LLM spans (chat ...) carry standard GenAI attributes:

Attribute	Value
`gen_ai.operation.name`	Operation name (e.g. `"chat"`)
`gen_ai.system`	Provider name
`gen_ai.request.model`	Model identifier
`gen_ai.usage.input_tokens`	Prompt token count
`gen_ai.usage.output_tokens`	Completion token count
`gen_ai.input.messages`	JSON serialised input messages (gated by `EVALUATORQ_CAPTURE_MESSAGE_CONTENT`)
`gen_ai.output.messages`	JSON serialised output messages (gated by `EVALUATORQ_CAPTURE_MESSAGE_CONTENT`)
`orq.llm.purpose`	Cross-domain purpose tag (e.g. `"adversarial"`, `"evaluation"`, `"target"`)

Content capture and truncation¶

Two env vars control how much text is stored on spans:

EVALUATORQ_CAPTURE_MESSAGE_CONTENT (default true): set to false or 0 to keep LLM message content out of traces entirely. Token counts and model name are still recorded.
EVALUATORQ_SPAN_MAX_TEXT_CHARS (default: no limit): set to a positive integer to truncate span text attributes. Truncated strings end with ... [truncated].
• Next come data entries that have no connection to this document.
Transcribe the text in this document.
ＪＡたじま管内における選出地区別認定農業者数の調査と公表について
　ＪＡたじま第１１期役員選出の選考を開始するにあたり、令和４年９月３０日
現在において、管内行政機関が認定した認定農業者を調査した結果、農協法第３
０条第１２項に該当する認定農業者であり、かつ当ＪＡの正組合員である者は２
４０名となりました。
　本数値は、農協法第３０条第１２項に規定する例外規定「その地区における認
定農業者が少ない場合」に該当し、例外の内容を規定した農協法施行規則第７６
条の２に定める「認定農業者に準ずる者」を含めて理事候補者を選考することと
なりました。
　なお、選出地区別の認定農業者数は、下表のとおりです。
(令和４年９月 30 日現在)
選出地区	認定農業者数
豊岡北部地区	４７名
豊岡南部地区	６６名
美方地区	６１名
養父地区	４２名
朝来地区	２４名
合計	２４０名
W3C trace context propagation¶

To propagate trace context across service boundaries, inject the active span's W3C traceparent/tracestate headers into your outgoing HTTP requests. Use the OpenTelemetry SDK's public inject() helper — a stable, supported API:

from opentelemetry.propagate import inject

headers: dict[str, str] = {}
inject(headers)          # writes `traceparent` (+ `tracestate`) for the active span
# pass `headers` into your outgoing request, e.g. httpx.get(url, headers=headers)

inject() is a no-op when no span is active, so it is safe to call whenever OpenTelemetry is installed. (The from opentelemetry.propagate import inject import itself requires OTel; if you need code that also runs without it installed, use the internal helper below, which degrades to an empty dict.)

Internal convenience helper

evaluatorq also ships get_trace_context_headers() in evaluatorq.common.tracing, which returns the same headers as a dict (empty when OTel is unavailable). It is an internal utility — not re-exported from the public evaluatorq.tracing namespace, and its import path may change without a deprecation cycle. Prefer the OpenTelemetry inject() path above for anything stable.